Regional sales volumes also suggest that we have reached a turning point:

□   China accounts for around a third of global smartphone sales, and Apple’s Q4 revenue was down 12% in the Greater China region.  This highlights once again its failure to introduce a more competitively priced model to compete with local suppliers.

□   Apple’s position in India, the other key emerging market, is even worse. As recently as 3 years ago, Apple had planned to be selling 10 million iPhones in India by now. But as in China, its insistence on maintaining Western pricing models means its growth has stalled.  Apple sold just 800k-900k iPhones in Q4, and like other manufacturers has been badly hit by premier Modi’s demonetisation programme.  Most Indian phones are bought with cash, and Apple’s sales have since collapsed by 30% – 35%.  This is also a major issue for the entire industry, which had been expecting to profit from the launch of Reliance’s new Jio service.  This offers free 4G data service until the end of March and  has already gained 72 million users.

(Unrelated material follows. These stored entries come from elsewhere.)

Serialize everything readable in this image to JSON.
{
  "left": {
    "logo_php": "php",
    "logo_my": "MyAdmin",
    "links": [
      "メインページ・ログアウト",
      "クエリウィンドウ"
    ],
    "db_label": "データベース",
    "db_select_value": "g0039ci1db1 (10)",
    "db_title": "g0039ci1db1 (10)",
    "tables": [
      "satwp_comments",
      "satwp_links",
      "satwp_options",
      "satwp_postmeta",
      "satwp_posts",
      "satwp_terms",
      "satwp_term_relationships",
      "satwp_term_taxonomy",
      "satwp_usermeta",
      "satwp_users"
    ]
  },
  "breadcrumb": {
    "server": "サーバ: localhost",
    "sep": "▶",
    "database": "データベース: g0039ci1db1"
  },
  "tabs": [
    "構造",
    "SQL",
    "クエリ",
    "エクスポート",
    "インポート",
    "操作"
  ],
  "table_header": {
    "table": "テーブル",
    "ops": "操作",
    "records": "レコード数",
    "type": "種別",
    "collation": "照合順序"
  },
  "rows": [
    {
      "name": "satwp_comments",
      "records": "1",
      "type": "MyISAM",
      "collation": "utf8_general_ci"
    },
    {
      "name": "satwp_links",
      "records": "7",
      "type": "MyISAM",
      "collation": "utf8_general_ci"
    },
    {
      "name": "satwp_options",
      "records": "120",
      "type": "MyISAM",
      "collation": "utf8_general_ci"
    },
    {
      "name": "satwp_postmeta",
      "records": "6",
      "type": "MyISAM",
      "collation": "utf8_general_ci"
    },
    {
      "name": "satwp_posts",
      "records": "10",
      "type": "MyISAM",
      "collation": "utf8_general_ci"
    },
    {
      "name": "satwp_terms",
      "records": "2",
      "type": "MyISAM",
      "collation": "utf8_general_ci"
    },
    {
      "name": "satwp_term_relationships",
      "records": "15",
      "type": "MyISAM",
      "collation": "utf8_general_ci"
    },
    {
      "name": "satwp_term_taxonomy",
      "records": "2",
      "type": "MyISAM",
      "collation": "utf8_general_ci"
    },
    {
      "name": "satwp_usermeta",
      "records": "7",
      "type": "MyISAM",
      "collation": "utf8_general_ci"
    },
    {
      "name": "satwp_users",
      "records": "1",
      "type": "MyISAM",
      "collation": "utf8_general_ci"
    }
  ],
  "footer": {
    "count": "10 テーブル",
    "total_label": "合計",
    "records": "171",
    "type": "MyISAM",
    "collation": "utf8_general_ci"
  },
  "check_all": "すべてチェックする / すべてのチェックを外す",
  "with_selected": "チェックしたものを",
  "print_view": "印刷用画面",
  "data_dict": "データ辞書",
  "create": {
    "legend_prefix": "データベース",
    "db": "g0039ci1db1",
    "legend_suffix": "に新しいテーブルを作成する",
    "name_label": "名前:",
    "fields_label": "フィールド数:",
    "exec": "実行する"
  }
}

□   Sales in other major markets have clearly plateaued. W Europe was down 3% in Q4, with Germany and France down 10%. The US only managed a 3% rise, after a fall in Q3, despite high levels of promotional activity. Russia stood out with a 10% rise in demand in 2016 as the currency stabilised with the oil price. But sales in Latin America were down 1%, and the Middle East/Africa was up just 1%.

Essentially the market has now become saturated, with price likely to become the main competitive weapon.

Samsung and Apple may hope for some gains as 4G and 5G networks are rolled out, but 2017 is likely to see profit margins under pressure from Chinese competition everywhere – for manufacturers and their suppliers.